City Hall blunders

For the most part, Minneapolis City Hall is not a place people think about when they think corruption. However, with a string of recent events beginning last Tuesday with the resignation of City Council Member Brian Herron, the spotlight is on City Hall as politicians scramble for cover. Unfortunately for the city, Herron’s resignation was only the beginning of trouble. The city now finds itself in a host of small scandals and one can only wonder how long it will take for this entire mess to be cleaned up.

Herron’s resignation coincided with his withdrawal from the upcoming City Council elections. Considering that politicians excel at turning any situation into a game of political maneuvering, it was later discovered that Mayor Sharon Sayles Belton and Council President Jackie Cherryhomes had a part in Herron’s aide, Vickie Ann Brock, filing at the last minute for the vacated seat. In some pathetically blatant backtracking, Cherryhomes first admitted she sought out Brock to file and later changed her story and stated she only mentioned the possibility of Brock running. Cherryhomes and Sayles Belton undoubtedly encouraged Brock to run so the two would continue to have an ally to replace Herron.

In addition to the controversy surrounding Brock’s last-minute filing, issues arose with who would lead the investigation into the corruption. In a blundering move, the mayor announced that Donald Lewis – an attorney who held a fund-raiser for Sayles Belton at his law firm, donated to her campaign, advocated for her within the DFL Party and had her lawn sign displayed in his front yard – would be the investigator. Lewis’ credentials are not in doubt. He was retained by the University during the basketball scandal and has shown the ability to do the job right. However, Sayles Belton must have forgotten where she works and must not think much of her constituents if she is trying something like this.
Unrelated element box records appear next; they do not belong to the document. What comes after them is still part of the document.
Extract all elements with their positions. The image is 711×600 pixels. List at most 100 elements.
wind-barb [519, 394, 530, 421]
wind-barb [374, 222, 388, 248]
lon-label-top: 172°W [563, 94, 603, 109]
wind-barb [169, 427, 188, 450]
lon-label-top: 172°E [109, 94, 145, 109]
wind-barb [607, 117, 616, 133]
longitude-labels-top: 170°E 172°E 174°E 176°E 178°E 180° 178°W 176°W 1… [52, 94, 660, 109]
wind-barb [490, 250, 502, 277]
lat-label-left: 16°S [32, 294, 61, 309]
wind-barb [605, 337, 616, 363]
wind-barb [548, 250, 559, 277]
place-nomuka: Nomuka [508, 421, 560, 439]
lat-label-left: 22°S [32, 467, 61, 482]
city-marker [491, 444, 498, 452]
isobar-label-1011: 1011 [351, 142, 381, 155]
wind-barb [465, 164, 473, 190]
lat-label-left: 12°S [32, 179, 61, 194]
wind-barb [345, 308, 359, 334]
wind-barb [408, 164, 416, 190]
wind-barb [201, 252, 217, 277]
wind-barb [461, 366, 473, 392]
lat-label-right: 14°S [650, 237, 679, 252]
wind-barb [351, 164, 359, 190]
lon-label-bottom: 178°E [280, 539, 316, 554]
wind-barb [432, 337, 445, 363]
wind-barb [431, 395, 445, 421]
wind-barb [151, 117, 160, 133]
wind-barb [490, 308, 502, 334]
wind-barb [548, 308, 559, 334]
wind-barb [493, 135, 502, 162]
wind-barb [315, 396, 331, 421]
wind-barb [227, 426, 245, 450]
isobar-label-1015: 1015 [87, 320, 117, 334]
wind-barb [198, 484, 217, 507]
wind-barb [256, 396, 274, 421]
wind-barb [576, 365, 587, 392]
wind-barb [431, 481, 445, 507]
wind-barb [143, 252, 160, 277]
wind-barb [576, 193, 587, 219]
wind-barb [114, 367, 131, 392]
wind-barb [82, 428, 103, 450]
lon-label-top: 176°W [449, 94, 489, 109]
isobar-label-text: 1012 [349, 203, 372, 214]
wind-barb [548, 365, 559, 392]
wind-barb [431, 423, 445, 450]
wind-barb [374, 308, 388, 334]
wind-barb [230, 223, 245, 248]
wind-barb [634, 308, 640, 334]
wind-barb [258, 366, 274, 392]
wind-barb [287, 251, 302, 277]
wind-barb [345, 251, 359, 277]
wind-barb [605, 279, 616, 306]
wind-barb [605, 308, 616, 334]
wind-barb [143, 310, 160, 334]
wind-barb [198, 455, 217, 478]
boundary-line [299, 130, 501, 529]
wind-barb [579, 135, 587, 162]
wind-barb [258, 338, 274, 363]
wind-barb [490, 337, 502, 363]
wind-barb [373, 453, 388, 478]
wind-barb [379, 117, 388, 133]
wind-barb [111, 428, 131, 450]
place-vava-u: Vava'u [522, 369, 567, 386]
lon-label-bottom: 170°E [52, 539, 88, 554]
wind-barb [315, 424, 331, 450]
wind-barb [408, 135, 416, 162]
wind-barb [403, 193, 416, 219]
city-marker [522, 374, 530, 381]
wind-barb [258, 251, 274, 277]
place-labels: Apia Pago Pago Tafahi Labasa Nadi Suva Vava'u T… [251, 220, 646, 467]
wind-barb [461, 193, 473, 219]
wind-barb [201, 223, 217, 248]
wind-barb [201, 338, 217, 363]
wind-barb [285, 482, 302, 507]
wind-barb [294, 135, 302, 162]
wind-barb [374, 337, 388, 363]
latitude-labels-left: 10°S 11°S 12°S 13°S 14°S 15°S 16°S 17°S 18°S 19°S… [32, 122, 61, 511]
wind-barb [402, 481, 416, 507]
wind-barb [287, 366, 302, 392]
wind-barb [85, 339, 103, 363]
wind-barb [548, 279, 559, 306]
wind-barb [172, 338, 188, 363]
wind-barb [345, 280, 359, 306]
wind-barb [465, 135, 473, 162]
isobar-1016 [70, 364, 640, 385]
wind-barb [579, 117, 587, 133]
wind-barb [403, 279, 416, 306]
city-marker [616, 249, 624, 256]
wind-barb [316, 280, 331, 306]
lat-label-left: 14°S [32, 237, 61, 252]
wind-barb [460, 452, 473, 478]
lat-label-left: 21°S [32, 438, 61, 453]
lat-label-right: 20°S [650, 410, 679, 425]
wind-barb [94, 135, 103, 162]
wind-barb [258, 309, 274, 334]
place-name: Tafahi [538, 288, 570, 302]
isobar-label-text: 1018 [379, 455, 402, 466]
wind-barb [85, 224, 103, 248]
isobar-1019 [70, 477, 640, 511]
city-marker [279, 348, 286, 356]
Fortunately for Minneapolis, Lewis proved to be a bigger and brighter man than all of City Hall. Resigning because he didn’t want to become the focus of the election, he acknowledged his best work would be “meaningless if, in the end, the public questioned its integrity.” As he realized, an investigation of this nature must be fair and impartial, and must also appear fair and impartial. Lewis is clearly the first person involved to be actually looking out for the public good. Ironically enough, he didn’t need to be elected to do so.

Now the controversies must end so the serious investigations can begin. The FBI is currently looking into Herron’s extortion case and has subpoenaed city inspections and licensing records. However, considering the bureau’s track record as of late, it would be unwise to put too much faith into its abilities. An unfortunate consequence of this case for taxpayers is that in order to find an independent investigator now, it will likely require the hiring of someone outside the metro area with no ties to city politics.

Of course, as all of this goes on, the mayoral candidates have been pointing fingers and laying blame, all while trying to promote their own candidacies. Though the candidates blame the incumbent mayor for playing politics, it is clear some of their loud protestations are nothing more than political maneuvering. It is unfortunate that those inside and outside City Hall are caught up in the same sorts of games.

This investigation must occur quickly and objectively. It would be fortunate if most of this could be wrapped up before the elections. With City Hall under a microscope, the results from the investigation will allow voters the opportunity to clean house and perhaps vote in some less tarnished politicians. This situation has shown that some new blood is required in order to turn the atmosphere of City Hall around.